Z ostatniej chwili! Tylko w SE.pl. Artur Wichniarek po operacji w Berlinie - WYWIAD

2010-10-06 14:49

Artur Wichniarek (33 l.) chciał wykorzystać przerwę w rozgrywkach ligowych na podreperowanie zdrowia. Tymczasem wylądował w Berlinie na stole operacyjnym, i wycięto mu wyrostek robaczkowy. O grze w piłkę przez najbliższe 2 tygodnie może raczej zapomnieć.

SE.pl: Kiedy dokładnie przeszedłeś operację, jak się czujesz teraz?

- Operacje miałem we wtorek po południu. Jestem trochę osłabiony, bo od zabiegu  minęło zaledwie kilkanaście godzin - powiedział nam "Wichniar".

SE.pl: Co się stało naprawdę, jaki miałeś problem, że przyjechałeś do lekarza w Berlinie?

- Od 2-3 tygodni nie czułem się najlepiej. Miałem bóle w okolicach pleców i kręgosłupa. Dlatego przyjechałem do lekarza Herthy i prywatnego osteopaty, u którego leczyłem się wcześniej. Zresztą po przyjeździe zdążyłem u niego wziąć dwa zabiegi. Jednak we wtorek rano poczułem się bardzo źle i trafiłem do szpitala, a po południu przeszedłem operację. Lekko mnie pocięli, ale mam nadzieję że wycięli tylko te zbędne rzeczy, i nie za dużo... (śmiech). Niewykluczone, że bóle które czułem 2 tygodnie temu były zaczątkiem tego, że musiałem iść pod nóż.

SE.pl: Na ile te problemy z plecami i kręgosłupem miały wpływ na formę sportową?

- Jeśli nie jesteś w pełni zdrowy, to trudno o maksymalną formę na boisku. Dlatego wykorzystując dłuższą przerwę w rozgrywkach chciałem się podleczyć, bo do końca rundy nie będzie takiej okazji.

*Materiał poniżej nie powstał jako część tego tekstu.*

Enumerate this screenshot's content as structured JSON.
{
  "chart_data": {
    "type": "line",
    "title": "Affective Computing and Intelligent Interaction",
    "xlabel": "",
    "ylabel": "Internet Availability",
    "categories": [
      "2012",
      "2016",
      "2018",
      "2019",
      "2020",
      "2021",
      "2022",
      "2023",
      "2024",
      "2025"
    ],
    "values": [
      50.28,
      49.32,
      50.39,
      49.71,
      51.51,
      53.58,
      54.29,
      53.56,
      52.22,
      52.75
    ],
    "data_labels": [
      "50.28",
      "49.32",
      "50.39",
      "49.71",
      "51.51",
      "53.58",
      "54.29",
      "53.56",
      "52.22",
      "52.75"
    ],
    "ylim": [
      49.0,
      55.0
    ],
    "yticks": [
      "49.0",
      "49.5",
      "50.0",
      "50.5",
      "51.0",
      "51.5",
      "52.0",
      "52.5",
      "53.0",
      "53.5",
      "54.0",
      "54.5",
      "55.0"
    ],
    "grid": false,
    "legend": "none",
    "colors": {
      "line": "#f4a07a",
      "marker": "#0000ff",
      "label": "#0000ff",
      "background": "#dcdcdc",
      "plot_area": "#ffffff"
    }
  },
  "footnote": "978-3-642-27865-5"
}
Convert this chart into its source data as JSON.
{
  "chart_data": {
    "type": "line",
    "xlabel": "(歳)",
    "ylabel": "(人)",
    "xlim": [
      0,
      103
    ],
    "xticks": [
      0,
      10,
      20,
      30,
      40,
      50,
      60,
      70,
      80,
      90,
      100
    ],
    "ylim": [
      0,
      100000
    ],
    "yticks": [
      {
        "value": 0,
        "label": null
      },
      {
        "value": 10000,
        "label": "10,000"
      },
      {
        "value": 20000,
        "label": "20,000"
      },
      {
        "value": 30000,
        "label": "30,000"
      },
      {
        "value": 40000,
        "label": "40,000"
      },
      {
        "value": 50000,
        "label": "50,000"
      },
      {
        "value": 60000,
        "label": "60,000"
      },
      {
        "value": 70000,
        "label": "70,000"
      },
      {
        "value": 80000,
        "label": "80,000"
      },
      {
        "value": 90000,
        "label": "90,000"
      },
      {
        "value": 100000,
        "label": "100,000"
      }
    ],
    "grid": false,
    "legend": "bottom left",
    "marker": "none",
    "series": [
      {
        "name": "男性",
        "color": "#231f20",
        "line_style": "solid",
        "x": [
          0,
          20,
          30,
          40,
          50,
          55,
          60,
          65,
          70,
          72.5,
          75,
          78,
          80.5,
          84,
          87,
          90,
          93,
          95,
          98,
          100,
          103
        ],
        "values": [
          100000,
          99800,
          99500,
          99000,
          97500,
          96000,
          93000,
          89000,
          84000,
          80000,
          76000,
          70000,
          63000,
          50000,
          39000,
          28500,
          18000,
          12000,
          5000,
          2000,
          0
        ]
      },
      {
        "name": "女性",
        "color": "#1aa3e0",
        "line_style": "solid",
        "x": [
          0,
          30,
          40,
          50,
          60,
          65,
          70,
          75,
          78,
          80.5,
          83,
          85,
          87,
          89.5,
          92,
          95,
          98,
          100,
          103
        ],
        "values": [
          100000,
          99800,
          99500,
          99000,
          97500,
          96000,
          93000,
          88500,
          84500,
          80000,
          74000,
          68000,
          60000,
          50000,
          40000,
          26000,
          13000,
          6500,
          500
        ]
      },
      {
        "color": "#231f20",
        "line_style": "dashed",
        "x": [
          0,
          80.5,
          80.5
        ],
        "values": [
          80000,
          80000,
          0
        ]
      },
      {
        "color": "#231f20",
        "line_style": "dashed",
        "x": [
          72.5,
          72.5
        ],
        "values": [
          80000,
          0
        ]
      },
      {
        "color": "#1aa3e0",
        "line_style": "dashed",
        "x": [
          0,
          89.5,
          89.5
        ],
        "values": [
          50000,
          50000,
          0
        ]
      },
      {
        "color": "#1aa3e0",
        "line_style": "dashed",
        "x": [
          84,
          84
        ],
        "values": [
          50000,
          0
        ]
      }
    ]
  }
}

Przeczytaj koniecznie: Tomasz Gollob zgarnął tysiące

SE.pl: Co dalej, kiedy opuścisz szpital?

- W piątek lub w sobotę.

SE.pl: Czy lekarze powiedzieli ci, kiedy będziesz mógł wrócić na boisko?

- Przy wypisywaniu ze szpitala będę o tym rozmawiał. Chcę wiedzieć jakie obciążenia będę mógł stosować na pierwszych treningach. Po wyjściu ze szpitala wracam od razu do Poznania.